In one rural Minnesota town, a florist is considering shuttering her business, unwilling to provide flowers for gay and lesbian nuptials but fearful that she might face lawsuits if she refuses.
And in Owatonna, Misty Zacharias, 36, said the passage of same-sex marriage “was a real eye-opener for me,” and an object lesson to the self-described conservative on the value of making your voice heard.
“The people for gay marriage worked really hard and told people about their beliefs and their lives,” she said. “I want people to be happy, but there are certain values that I have to stand by. There are still many people who have a traditional view for how marriage should be. I feel like my view is being less tolerated.”
For the many gay and lesbian couples who once had to hide their very relationship, the changes wrought in the past six months have been profound.
Tyler Bieniek and Thom Hauser met in 2006 at the Granite City Grill near Sartell, an area with a strong conservative streak. They fell in love almost immediately and soon were living together.
Then came news that would have been tough for any young couple: Tyler’s Guard unit was headed for Afghanistan. Both men knew that if Tyler got wounded — or worse — Thom would be left behind with no benefits and no rights.
The Guard’s “don’t ask, don’t tell” policy meant Tyler and Thom could not openly use the secured Guard email accounts created for soldiers to communicate with loved ones back home. Tyler set up an account for Thom with the name “Marissa,” to throw off military screeners. Tyler and “Marissa” exchanged love letters through the long months of deployment.
They’ve married since then, and the next time Tyler gets deployed things will be different. Thom has full spousal benefits and rights. He’s already using Tyler’s GI Bill for nursing classes at the College of St. Scholastica. When they have children, the kids will be covered, too.
“I’m very glad we have the same last name, that we are a family,” Tyler said. “I never thought I would be in this position. I knew it would probably come in my lifetime. … It’s changed so fast.”

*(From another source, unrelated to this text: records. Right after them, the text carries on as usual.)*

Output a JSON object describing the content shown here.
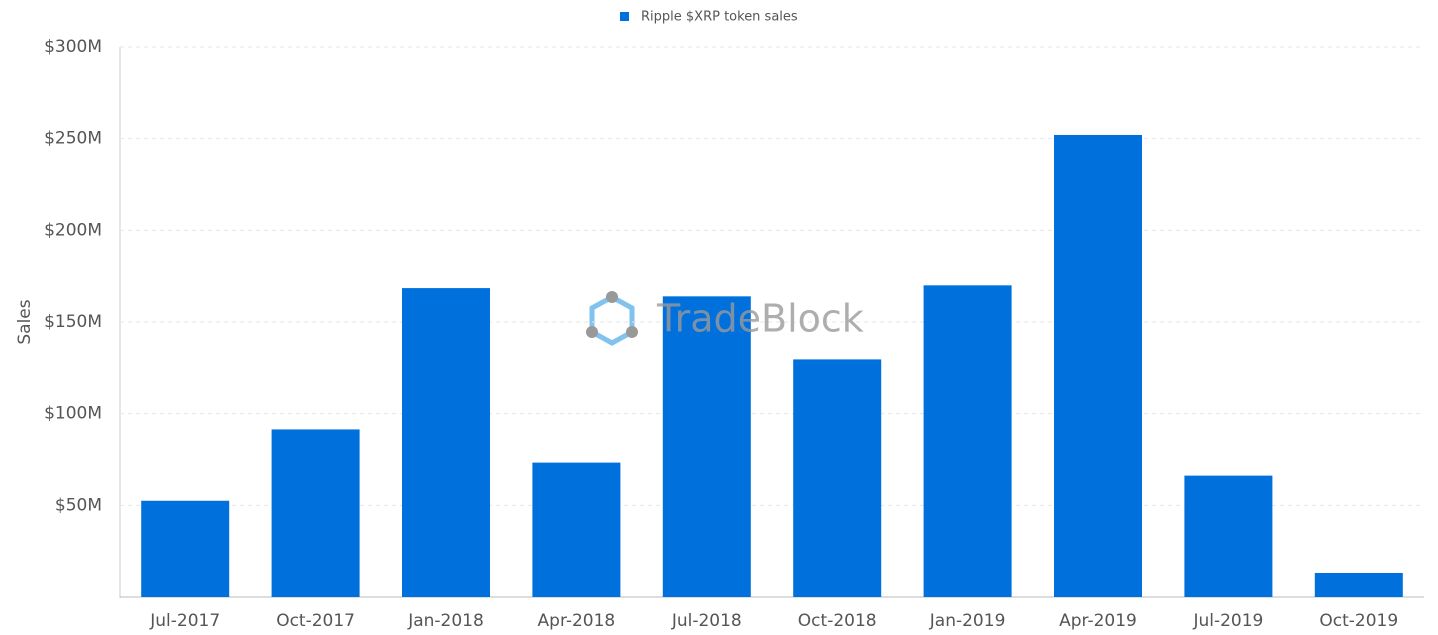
{
  "chart_data": {
    "type": "bar",
    "legend": "Ripple $XRP token sales",
    "y_label": "Sales",
    "watermark": "TradeBlock",
    "categories": [
      "Jul-2017",
      "Oct-2017",
      "Jan-2018",
      "Apr-2018",
      "Jul-2018",
      "Oct-2018",
      "Jan-2019",
      "Apr-2019",
      "Jul-2019",
      "Oct-2019"
    ],
    "values": [
      52.5,
      91.4,
      168.5,
      73.3,
      164,
      129.6,
      170,
      252,
      66.2,
      13.1
    ],
    "color": "#0070dd",
    "ylim": [
      0,
      300
    ],
    "yticks": [
      {
        "value": 50,
        "label": "$50M"
      },
      {
        "value": 100,
        "label": "$100M"
      },
      {
        "value": 150,
        "label": "$150M"
      },
      {
        "value": 200,
        "label": "$200M"
      },
      {
        "value": 250,
        "label": "$250M"
      },
      {
        "value": 300,
        "label": "$300M"
      }
    ],
    "grid": true
  }
}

Minnesota broke a 30-state winning streak for opponents of same-sex marriage, who had become accustomed to launching campaigns and winning elections that embedded bans on such marriages in state constitutions.

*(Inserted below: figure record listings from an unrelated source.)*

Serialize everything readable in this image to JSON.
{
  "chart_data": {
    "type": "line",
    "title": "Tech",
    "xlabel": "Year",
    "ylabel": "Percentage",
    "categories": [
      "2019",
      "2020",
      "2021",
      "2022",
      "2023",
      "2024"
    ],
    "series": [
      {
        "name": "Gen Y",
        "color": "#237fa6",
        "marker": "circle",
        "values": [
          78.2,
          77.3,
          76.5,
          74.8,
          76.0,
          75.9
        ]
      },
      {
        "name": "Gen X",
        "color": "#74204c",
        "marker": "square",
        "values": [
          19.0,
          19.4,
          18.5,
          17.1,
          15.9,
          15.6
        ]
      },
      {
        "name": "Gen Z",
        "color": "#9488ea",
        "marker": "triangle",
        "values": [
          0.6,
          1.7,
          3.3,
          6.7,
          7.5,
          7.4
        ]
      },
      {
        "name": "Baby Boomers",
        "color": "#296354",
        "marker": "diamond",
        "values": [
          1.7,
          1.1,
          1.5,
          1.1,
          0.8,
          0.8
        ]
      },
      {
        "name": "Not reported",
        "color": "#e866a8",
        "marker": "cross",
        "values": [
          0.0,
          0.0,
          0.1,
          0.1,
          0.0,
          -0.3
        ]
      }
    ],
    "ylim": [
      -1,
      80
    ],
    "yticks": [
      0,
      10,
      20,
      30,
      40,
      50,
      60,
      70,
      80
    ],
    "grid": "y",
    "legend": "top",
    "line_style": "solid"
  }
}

When that was tried here, supporters of gay marriage mobilized with money and manpower to a degree unseen elsewhere. Once they defeated the ban, supporters turned up pressure on the Legislature, making Minnesota only the 12th state in the nation to legalize gay marriage. Others have followed and 17 states, along with the District of Columbia, now permit same-sex marriage.
Another breakthrough came last month, when U.S. Attorney Eric Holder announced that the federal government would “recognize lawful same-sex marriages as broadly as possible,” including in such issues as bankruptcies, prison visits and federal survivor benefits. Federal benefits will be extended — and protected — even in the 34 states that don’t sanction such marriages.

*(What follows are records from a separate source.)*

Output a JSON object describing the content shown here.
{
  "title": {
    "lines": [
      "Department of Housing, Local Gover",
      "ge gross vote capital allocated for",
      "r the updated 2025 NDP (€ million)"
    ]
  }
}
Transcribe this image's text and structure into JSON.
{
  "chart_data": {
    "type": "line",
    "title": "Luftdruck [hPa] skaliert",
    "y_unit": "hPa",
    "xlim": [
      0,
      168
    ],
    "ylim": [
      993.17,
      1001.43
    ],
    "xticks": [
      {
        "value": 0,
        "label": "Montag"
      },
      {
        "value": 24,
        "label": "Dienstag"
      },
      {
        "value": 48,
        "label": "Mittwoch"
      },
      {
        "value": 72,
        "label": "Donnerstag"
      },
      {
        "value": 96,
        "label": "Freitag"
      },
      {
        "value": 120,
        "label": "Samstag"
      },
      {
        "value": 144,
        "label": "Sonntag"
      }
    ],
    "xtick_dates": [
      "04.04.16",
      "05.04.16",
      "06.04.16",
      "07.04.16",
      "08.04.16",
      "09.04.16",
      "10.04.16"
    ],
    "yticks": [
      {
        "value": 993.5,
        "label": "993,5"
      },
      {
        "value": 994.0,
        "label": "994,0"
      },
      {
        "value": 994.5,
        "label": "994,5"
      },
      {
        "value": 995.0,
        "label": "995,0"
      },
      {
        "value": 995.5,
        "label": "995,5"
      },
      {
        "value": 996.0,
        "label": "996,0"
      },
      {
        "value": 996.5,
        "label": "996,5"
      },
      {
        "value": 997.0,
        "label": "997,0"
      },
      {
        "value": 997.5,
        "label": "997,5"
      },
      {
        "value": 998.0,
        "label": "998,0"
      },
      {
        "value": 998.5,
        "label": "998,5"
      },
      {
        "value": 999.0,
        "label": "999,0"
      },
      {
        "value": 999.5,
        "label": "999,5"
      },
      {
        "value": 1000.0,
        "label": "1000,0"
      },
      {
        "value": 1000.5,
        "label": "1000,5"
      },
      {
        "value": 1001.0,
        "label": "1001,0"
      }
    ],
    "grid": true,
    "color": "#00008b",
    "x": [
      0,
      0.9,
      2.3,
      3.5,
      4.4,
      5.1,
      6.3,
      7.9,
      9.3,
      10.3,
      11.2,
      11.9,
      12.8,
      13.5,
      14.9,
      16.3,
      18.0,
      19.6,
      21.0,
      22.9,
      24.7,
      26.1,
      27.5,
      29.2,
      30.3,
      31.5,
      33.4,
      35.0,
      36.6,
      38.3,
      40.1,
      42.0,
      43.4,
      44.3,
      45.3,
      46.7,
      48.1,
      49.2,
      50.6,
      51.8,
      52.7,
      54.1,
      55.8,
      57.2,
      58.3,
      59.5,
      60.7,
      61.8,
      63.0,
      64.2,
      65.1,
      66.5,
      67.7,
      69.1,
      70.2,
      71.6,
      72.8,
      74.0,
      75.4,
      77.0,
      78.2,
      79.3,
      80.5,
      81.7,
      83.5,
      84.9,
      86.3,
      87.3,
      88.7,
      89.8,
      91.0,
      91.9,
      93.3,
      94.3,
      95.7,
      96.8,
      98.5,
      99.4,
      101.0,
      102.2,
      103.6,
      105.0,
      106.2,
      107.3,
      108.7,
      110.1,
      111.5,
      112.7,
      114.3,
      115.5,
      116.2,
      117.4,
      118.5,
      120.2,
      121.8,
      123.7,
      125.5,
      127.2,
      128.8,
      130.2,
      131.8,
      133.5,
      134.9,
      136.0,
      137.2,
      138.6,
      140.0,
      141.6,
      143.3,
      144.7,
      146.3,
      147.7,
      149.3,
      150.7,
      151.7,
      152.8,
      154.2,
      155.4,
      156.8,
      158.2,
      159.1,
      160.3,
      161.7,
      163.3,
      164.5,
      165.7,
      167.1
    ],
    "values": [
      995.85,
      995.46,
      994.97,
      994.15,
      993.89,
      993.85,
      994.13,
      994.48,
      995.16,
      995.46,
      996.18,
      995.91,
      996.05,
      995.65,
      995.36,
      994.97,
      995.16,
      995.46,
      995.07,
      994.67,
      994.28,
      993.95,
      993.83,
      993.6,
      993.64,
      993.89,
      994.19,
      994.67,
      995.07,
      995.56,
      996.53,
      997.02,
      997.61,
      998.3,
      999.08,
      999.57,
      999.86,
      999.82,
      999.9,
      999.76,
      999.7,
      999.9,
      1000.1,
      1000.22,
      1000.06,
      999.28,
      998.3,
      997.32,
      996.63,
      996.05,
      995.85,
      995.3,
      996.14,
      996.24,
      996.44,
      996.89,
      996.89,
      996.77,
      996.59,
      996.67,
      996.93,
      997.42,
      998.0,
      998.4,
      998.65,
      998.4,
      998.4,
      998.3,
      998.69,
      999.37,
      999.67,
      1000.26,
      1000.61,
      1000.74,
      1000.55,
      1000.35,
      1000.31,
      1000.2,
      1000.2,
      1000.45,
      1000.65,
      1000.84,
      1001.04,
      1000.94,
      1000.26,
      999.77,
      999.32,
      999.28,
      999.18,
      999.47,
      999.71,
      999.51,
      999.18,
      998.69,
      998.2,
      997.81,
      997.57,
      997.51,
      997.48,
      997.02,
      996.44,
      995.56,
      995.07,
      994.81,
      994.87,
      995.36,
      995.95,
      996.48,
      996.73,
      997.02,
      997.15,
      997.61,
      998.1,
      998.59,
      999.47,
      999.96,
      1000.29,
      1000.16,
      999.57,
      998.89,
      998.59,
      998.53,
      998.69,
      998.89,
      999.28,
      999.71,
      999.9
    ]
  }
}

The barriers to same-sex marriages appear to be toppling quickly, even in those states where constitutional bans were thought to provide the ultimate protection. Recently Nevada’s Republican governor and Democratic attorney general said jointly that the state would no longer defend its constitutional ban on gay marriage in court because it is “no longer defensible.” On Feb. 26, a federal judge in Kentucky ordered that state to recognize same-sex marriages despite its constitutional ban. Earlier, a judge in Virginia struck down the commonwealth’s ban as unconstitutional. The same day, a move by the Indiana Legislature to put a constitutional ban before voters faltered at the last minute for lack of support.
Fred Sainz, an executive vice president with the Human Rights Campaign, a chief backer of same-sex marriage initiatives around the country, said “Minnesota became an important foothold for marriage around the country. It shows that it is not just some newfangled experiment in California or the coasts. The nation’s heartland is just as immersed in equality as other portions of the country.”